Last ranking (Nov. 27): 21
2️⃣6️⃣ LA Clippers
The Clippers had a top-three defense last season. This season? They awoke on Christmas morning at No. 26 in a 30-team league ... and knowing that they will be without Ivica Zubac for weeks (with an S) due to an ankle sprain. Perhaps Derrick Jones Jr., who is nearing his own return from injury, can make a difference at the end. Perhaps Kawhi Leonard, who has played in each of the Clippers' nine games this month, can keep doing so. Perhaps you agree with James Harden, who was asked this week why he believes that the 8-21 Clips are better than they record and announced: "Because we are." Or perhaps you've done the math and already know that LA, even after Tuesday's thrashing of Houston, has to go 34-19 from here to extend its run of
14 consecutive seasons with a record above .500.
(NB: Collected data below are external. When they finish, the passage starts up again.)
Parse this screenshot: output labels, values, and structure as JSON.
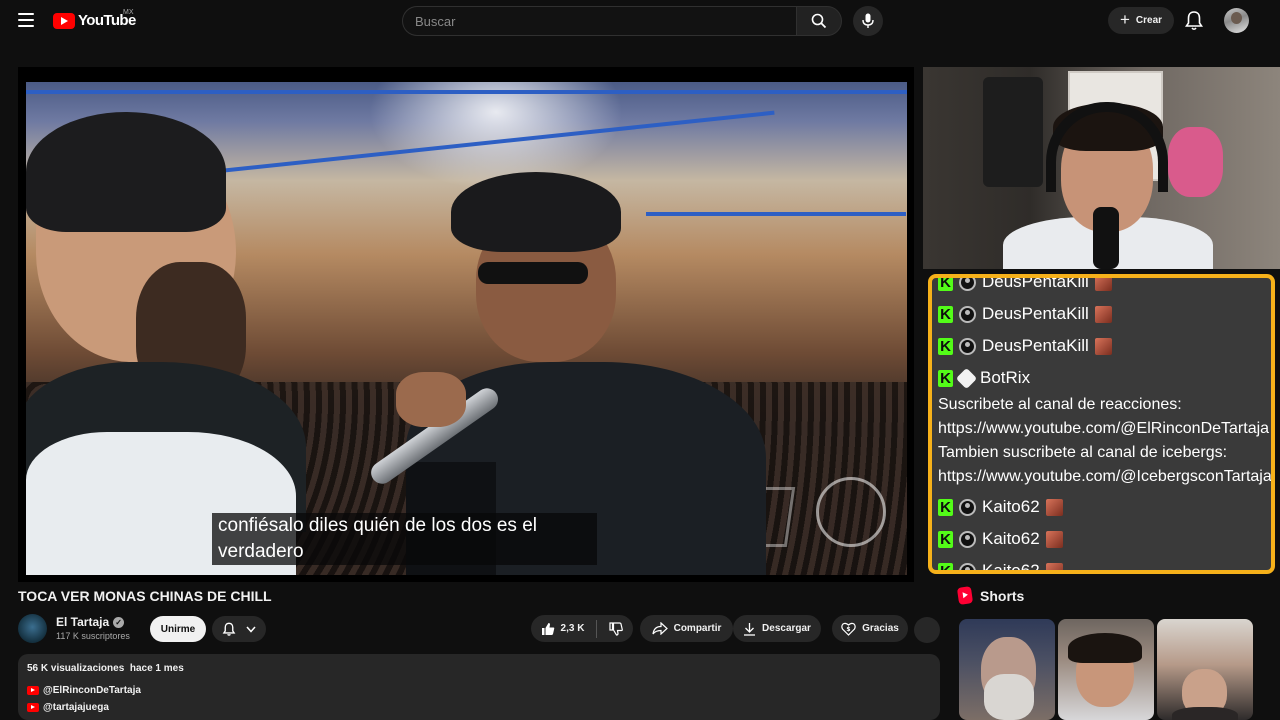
{
  "topbar": {
    "logo_text": "YouTube",
    "country_code": "MX",
    "search_placeholder": "Buscar",
    "create_label": "Crear"
  },
  "video": {
    "subtitle": "confiésalo diles quién de los dos es el verdadero",
    "title": "TOCA VER MONAS CHINAS DE CHILL"
  },
  "channel": {
    "name": "El Tartaja",
    "subscribers": "117 K suscriptores",
    "join_label": "Unirme"
  },
  "actions": {
    "likes": "2,3 K",
    "share_label": "Compartir",
    "download_label": "Descargar",
    "thanks_label": "Gracias"
  },
  "description": {
    "views": "56 K visualizaciones",
    "date": "hace 1 mes",
    "links": [
      "@ElRinconDeTartaja",
      "@tartajajuega"
    ]
  },
  "chat": {
    "messages": [
      {
        "user": "DeusPentaKill",
        "type": "user"
      },
      {
        "user": "DeusPentaKill",
        "type": "user"
      },
      {
        "user": "DeusPentaKill",
        "type": "user"
      },
      {
        "user": "BotRix",
        "type": "bot"
      },
      {
        "user": "Kaito62",
        "type": "user"
      },
      {
        "user": "Kaito62",
        "type": "user"
      },
      {
        "user": "Kaito62",
        "type": "user"
      }
    ],
    "bot_message_lines": [
      "Suscribete al canal de reacciones:",
      "https://www.youtube.com/@ElRinconDeTartaja",
      "Tambien suscribete al canal de icebergs:",
      "https://www.youtube.com/@IcebergsconTartaja"
    ]
  },
  "shorts": {
    "header": "Shorts"
  },
  "colors": {
    "accent_red": "#ff0000",
    "chat_border": "#f6b11a",
    "kick_green": "#53fc18"
  }
}
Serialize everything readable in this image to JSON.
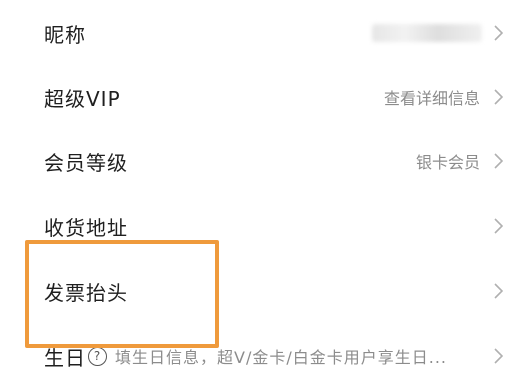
{
  "settings": {
    "nickname": {
      "label": "昵称"
    },
    "vip": {
      "label": "超级VIP",
      "value": "查看详细信息"
    },
    "member_level": {
      "label": "会员等级",
      "value": "银卡会员"
    },
    "address": {
      "label": "收货地址"
    },
    "invoice": {
      "label": "发票抬头"
    },
    "birthday": {
      "label": "生日",
      "hint": "填生日信息，超V/金卡/白金卡用户享生日..."
    }
  },
  "highlight_color": "#ef9a3c",
  "icons": {
    "chevron": "chevron-right-icon",
    "info": "info-circle-icon"
  }
}
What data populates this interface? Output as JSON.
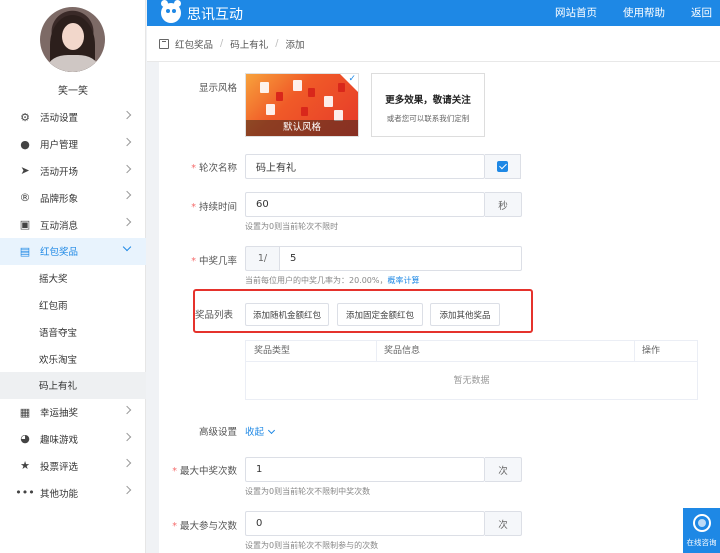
{
  "user": {
    "name": "笑一笑"
  },
  "topbar": {
    "brand": "思讯互动",
    "links": [
      "网站首页",
      "使用帮助",
      "返回"
    ]
  },
  "breadcrumb": [
    "红包奖品",
    "码上有礼",
    "添加"
  ],
  "menu": [
    {
      "label": "活动设置",
      "icon": "gear-icon"
    },
    {
      "label": "用户管理",
      "icon": "user-icon"
    },
    {
      "label": "活动开场",
      "icon": "send-icon"
    },
    {
      "label": "品牌形象",
      "icon": "registered-icon"
    },
    {
      "label": "互动消息",
      "icon": "message-icon"
    },
    {
      "label": "红包奖品",
      "icon": "red-packet-icon",
      "active": true
    },
    {
      "label": "幸运抽奖",
      "icon": "lottery-icon"
    },
    {
      "label": "趣味游戏",
      "icon": "game-icon"
    },
    {
      "label": "投票评选",
      "icon": "star-icon"
    },
    {
      "label": "其他功能",
      "icon": "more-icon"
    }
  ],
  "submenu": [
    "摇大奖",
    "红包雨",
    "语音夺宝",
    "欢乐淘宝",
    "码上有礼"
  ],
  "form": {
    "style_label": "显示风格",
    "style_card_label": "默认风格",
    "more_title": "更多效果，敬请关注",
    "more_sub": "或者您可以联系我们定制",
    "round_name_label": "轮次名称",
    "round_name_value": "码上有礼",
    "duration_label": "持续时间",
    "duration_value": "60",
    "duration_unit": "秒",
    "duration_hint": "设置为0则当前轮次不限时",
    "rate_label": "中奖几率",
    "rate_prefix": "1/",
    "rate_value": "5",
    "rate_hint": "当前每位用户的中奖几率为：20.00%，",
    "rate_hint_link": "概率计算",
    "prize_label": "奖品列表",
    "prize_buttons": [
      "添加随机金额红包",
      "添加固定金额红包",
      "添加其他奖品"
    ],
    "table_headers": [
      "奖品类型",
      "奖品信息",
      "操作"
    ],
    "table_empty": "暂无数据",
    "advanced_label": "高级设置",
    "collapse_label": "收起",
    "max_win_label": "最大中奖次数",
    "max_win_value": "1",
    "max_win_unit": "次",
    "max_win_hint": "设置为0则当前轮次不限制中奖次数",
    "max_join_label": "最大参与次数",
    "max_join_value": "0",
    "max_join_unit": "次",
    "max_join_hint": "设置为0则当前轮次不限制参与的次数"
  },
  "service": {
    "label": "在线咨询"
  },
  "colors": {
    "primary": "#1e88e5",
    "highlight_border": "#e5322c",
    "required": "#f56c6c"
  }
}
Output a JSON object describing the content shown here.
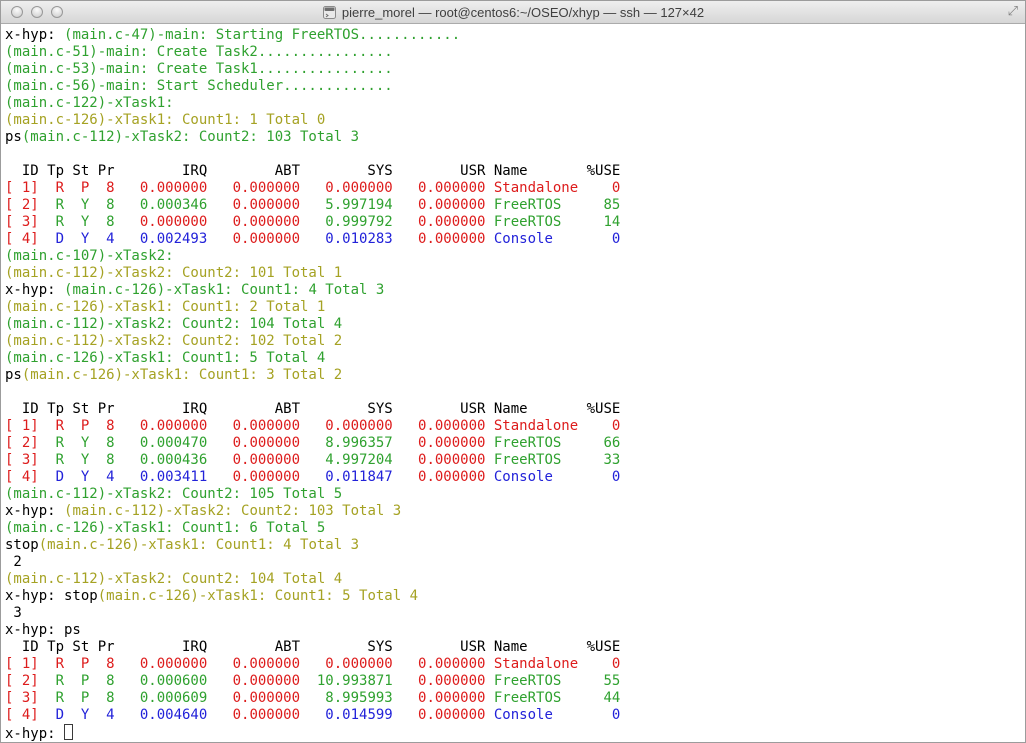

Last ranking (Nov. 27): 22
2️⃣7️⃣ Charlotte Hornets
Don't know if the Hornets really plan to stick with LaMelo Ball as their franchise point guard. Don't know if Ball and Brandon Miller can stay healthy enough for Hornets management to get a true read on their compatibility. Don't know if the Hornets will ever get a Christmas Day game that gets them off the one-team list of franchises to never play in one. Don't know much for sure in Charlotte beyond the dependability emanating from Kon Knueppel, who just became the fastest player in league history to sink 100 3-pointers — 12 games faster than Lauri Markkanen needed to set the record — and looks like former Duke teammate Cooper Flagg's foremost challenger in the Rookie of the Year race.
Last ranking (Nov. 27): 28
2️⃣8️⃣ Sacramento Kings
Does The Committee really think that Sacramento was a city in actual mourning after watching De'Aaron Fox (now in San Antonio) and Mike Brown (New York) both find NBA Cup glory in Las Vegas? That's probably a stretch, but the season's opening third has been pretty painful for the locals. Without the typically sturdy Domantas Sabonis, Sacramento has descended all the way down into the West's cellar at 7-22. No team in the league, furthermore, is more routinely painted as a Trade Deadline Seller than these Kings, which is another illustration of how far they've fallen since Brown's Coach of the Year season that really wasn't so long ago (2022-23).
Last ranking (Nov. 27): 25
2️⃣9️⃣ Indiana Pacers
Rick Carlisle entered the season needing just seven regular season wins to reach 1,000 for his career. You knew it was going to be a difficult season for the Pacers with zero access to their No. 0, but it wasn't supposed to be this rough ... was it? Thanks to myriad injuries on top of Tyrese Haliburton's unavailability in the wake of an Achilles tear, Carlisle is stuck on 999 with the injury-riddled Pacers at 6-24.
Last ranking (Nov. 27): 27
3️⃣0️⃣ Washington Wizards
When my pal Justin Kubatko recently posted his annual 50 Days In piece to laser in on some early season statistical trends, Washington's plight was looking especially bleak thanks to its average nightly point differential of -15.9 at the time of the piece. In truth that was actually a slight improvement on the -16.2 figure that the Wizards managed at the same point last season, but they've actually sliced this season's number down to -13.5 in the two weeks since Kubatko's findings. Holding the league's record (5-23) is one thing; flirting with a point differential in the -15s is potentially worst-of-all-time stuff alongside the 11-71 Mavericks in 1992-93 (-15.2).